One of the youths had the bright idea to strip some bark from a tree and scratch a message on it with a buckle pin. He wrapped the bark around a stone and flung it across the river. Those on the other
side read the message and quickly cut down some trees, lashed them together, and improvized a rough-and-ready rail that Pyrrhus’s party could grasp as they crossed the turbulent water.

The child’s final destination was a tribe in Illyria, to the north. This was a lawless land, and the Illyrians had a deserved reputation for sea piracy. The tribe’s ruler, a certain Glaucias, gave him asylum and resisted large bribes to hand him over to his enemies. This was where Pyrrhus grew up—in a wild world of heroic bandits who set a premium on physical bravery and personal honor.

He was only thirteen when he was restored to the Molossian throne under a regency, but a few years later he was ousted once again, this time by the ruthless and ambitious king of Macedonia, Cassander, who was one of the Diadochoi and had cast a covetous eye on northwestern Greece.

Now adult, Pyrrhus dreamed of winning or creating an empire somewhere in the world, but he had no choice but to lead the life of an adventurer. He served in the army of one of the Successors and received his first taste of large-scale warfare at the Battle of Ipsus, where his patron lost his life at the hands of a grand coalition. One more athlete in Alexander’s funeral games was removed from competition.

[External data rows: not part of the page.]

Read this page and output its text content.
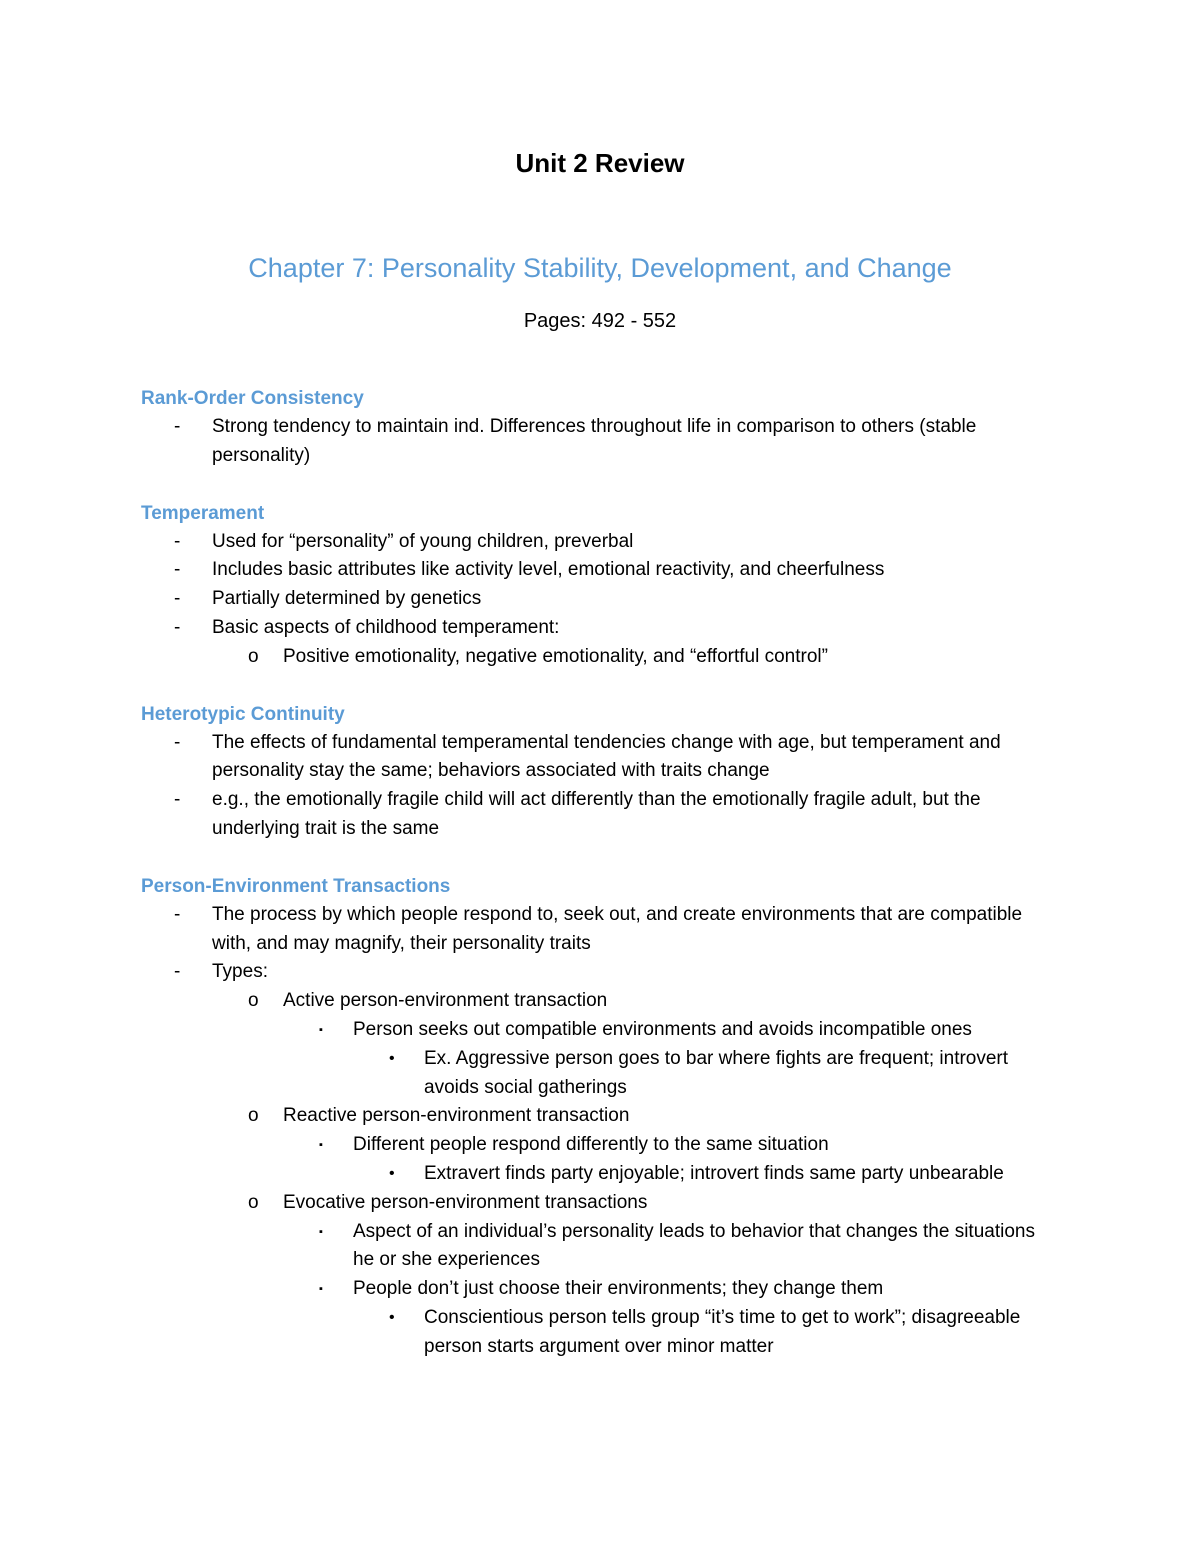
Unit 2 Review
Chapter 7: Personality Stability, Development, and Change
Pages: 492 - 552
Rank-Order Consistency
- Strong tendency to maintain ind. Differences throughout life in comparison to others (stable personality)
Temperament
- Used for “personality” of young children, preverbal
- Includes basic attributes like activity level, emotional reactivity, and cheerfulness
- Partially determined by genetics
- Basic aspects of childhood temperament:
o Positive emotionality, negative emotionality, and “effortful control”
Heterotypic Continuity
- The effects of fundamental temperamental tendencies change with age, but temperament and personality stay the same; behaviors associated with traits change
- e.g., the emotionally fragile child will act differently than the emotionally fragile adult, but the underlying trait is the same
Person-Environment Transactions
- The process by which people respond to, seek out, and create environments that are compatible with, and may magnify, their personality traits
- Types:
o Active person-environment transaction
▪ Person seeks out compatible environments and avoids incompatible ones
• Ex. Aggressive person goes to bar where fights are frequent; introvert avoids social gatherings
o Reactive person-environment transaction
▪ Different people respond differently to the same situation
• Extravert finds party enjoyable; introvert finds same party unbearable
o Evocative person-environment transactions
▪ Aspect of an individual’s personality leads to behavior that changes the situations he or she experiences
▪ People don’t just choose their environments; they change them
• Conscientious person tells group “it’s time to get to work”; disagreeable person starts argument over minor matter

The only Successor to die comfortably in his bed after many years in power and to found a long-lived dynasty was Ptolemy, who had known Alexander as a boy and had been one of his most trusted companions. He seized Egypt and made himself pharaoh. Less ambitious than his rivals, he contented himself with this corner of the empire and aimed for no more than dominance of the Aegean. Pyrrhus spent some time in Egypt and so impressed Ptolemy that he married the young man to his stepdaughter (a political polygamist, he collected five wives during his career). The pharaoh also gave him substantial military and financial support, which enabled Pyrrhus once more to regain the Molossian throne.

The charms of his small kingdom soon palled. Pyrrhus devoted
time and energy to expanding the territory he controlled, but he was a marginal player in the great game of international politics. He nursed his hopes. A second cousin of Alexander the Great through Olympias, who had been a Molossian princess, he went so far as to claim a special relationship with the dead conqueror. He once reported that
Alexander called to him in a dream. He answered the summons and found the king lying on a couch. Alexander promised him his help. “But your majesty,” said Pyrrhus, never backward in coming forward, “how will you be able to help me, seeing that you are unwell?” The king replied, “My name will be enough,” and, mounting a pedigree horse, led the way into the future.

And so it was. Pyrrhus did not hesitate to use Alexander’s name, and he made the most of the family connection when, in 287, he persuaded the Macedonian army to proclaim him king of Macedon. However, a rival pretender soon drove him out, and back into his Molossian backwater.

Pyrrhus was a chivalrous and charismatic figure, although Plutarch writes that
his appearance “conveyed terror rather than majesty.” As with the King’s Evil, practiced by medieval and early modern European monarchs,
sufferers from depression believed the king could cure their condition by pressing his right foot against their spleen. No beauty, Pyrrhus had few teeth and, oddly, it is said that his upper jaw was a continuous line of bone on which the usual intervals between the teeth were indicated by slight depressions. (There is no plausible condition known to modern dentists that matches this description; the most likely explanation is that
the king wore a bone or ivory denture.) He was discreet and polite in his personal life, but tended to be aloof with social inferiors. He was widely acknowledged to be
naturally brilliant, well-educated, and experienced in public affairs—an opinion of himself that he shared.